O processo de acirramento da luta de classes no Brasil que se iniciou com a eleição de Lula em 2002, um ciclo democrático-popular até 2014 e a queda do governo eleito de Dilma Rousseff por meio de um golpe não poupou nenhum âmbito da sociedade brasileira. Não era possível que o país corresse qualquer risco de emancipação provisória, ainda que nos mais estritos limites da institucionalidade burguesa.
A crise econômica do capitalismo iniciada em 2008 não deixou espaço a subordinados dependentes do grande capital como o Brasil: as dinâmicas antigas de superexploração da força de trabalho, destruição da democracia e fascismo voltaram à ordem do dia. Pouco a pouco, o quadro pintado pelas mãos dos donos do mundo revelou a imagem de Jair Messias Bolsonaro como única opção viável.
É em virtude dessa conjuntura que acirra às últimas consequências a lógica violenta e ditatorial da luta de classes que um partido disposto a vender ilusões democráticas como o PSDB não pode prosperar. Enquanto torna-se claro a qualquer militante honesto de esquerda que a barbárie já é realidade, a máquina de propaganda fascista vendeu aos eleitores e agentes da política a ideia, correta do ponto de vista objetivo, que o fascismo é a única forma de manter intacta a estrutura material da sociedade capitalista.
Isso não significa, claro, que liberais sedutores não dancem bem a música da extrema-direita, afinal, a Folha de São Paulo e a Rede Globo podem ter se esquecido inadvertidamente, mas o povo se recorda da campanha #BolsoDória em 2018 e não duvida nem por um segundo que o rico assustado bate à porta do assassino fascista sempre que necessário.

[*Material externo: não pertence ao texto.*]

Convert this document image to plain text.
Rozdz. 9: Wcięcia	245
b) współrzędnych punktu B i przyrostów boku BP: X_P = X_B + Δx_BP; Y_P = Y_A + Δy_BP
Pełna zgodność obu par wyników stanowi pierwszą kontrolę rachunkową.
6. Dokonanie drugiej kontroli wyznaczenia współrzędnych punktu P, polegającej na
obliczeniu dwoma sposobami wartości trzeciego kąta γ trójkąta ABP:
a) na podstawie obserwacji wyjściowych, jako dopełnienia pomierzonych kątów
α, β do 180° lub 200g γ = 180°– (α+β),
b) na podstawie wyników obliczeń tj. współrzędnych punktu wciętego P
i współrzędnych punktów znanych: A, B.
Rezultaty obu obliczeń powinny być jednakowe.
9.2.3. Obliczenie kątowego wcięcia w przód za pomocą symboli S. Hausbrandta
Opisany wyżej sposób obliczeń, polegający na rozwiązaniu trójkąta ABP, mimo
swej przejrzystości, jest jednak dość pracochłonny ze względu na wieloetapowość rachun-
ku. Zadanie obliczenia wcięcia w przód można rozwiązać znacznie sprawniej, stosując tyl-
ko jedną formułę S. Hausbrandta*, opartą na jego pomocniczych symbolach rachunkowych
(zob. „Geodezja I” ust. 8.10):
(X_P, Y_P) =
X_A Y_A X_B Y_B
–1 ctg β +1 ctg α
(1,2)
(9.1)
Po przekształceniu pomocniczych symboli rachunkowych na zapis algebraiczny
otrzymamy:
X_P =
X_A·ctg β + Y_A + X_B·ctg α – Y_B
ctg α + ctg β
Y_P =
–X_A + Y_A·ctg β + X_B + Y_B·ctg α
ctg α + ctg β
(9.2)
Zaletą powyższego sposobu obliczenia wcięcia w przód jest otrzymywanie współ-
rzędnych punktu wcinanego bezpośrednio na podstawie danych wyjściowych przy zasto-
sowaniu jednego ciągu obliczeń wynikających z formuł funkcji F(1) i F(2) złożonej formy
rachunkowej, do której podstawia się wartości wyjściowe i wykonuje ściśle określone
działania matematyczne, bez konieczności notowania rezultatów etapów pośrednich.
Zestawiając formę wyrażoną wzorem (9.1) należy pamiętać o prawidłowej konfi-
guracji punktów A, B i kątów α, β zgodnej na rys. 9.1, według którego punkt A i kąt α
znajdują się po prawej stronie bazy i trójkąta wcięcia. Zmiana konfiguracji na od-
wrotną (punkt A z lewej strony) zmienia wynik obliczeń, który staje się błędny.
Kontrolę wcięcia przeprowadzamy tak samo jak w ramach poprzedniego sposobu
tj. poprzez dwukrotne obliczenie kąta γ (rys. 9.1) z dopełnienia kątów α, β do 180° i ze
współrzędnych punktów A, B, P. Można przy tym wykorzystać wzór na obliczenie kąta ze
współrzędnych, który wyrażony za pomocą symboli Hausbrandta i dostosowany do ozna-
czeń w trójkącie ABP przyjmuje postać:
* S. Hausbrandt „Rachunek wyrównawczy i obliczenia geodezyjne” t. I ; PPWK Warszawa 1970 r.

Nestas condições atuais, o PSDB só pode existir e prosperar no ambiente controlado que construiu para si no estado de São Paulo, no laboratório de miséria perfumada em que transformaram o centro econômico do Brasil. Em tempos de barbárie, o liberalismo sobrevive como parasita grudado ao projeto de poder fascista, sugando as últimas gotas de sangue da política econômica de devastação antes de finalmente morrer. Enquanto durar a crise, os tucanos vão permanecer chafurdando no seu lugar histórico: a lata do lixo.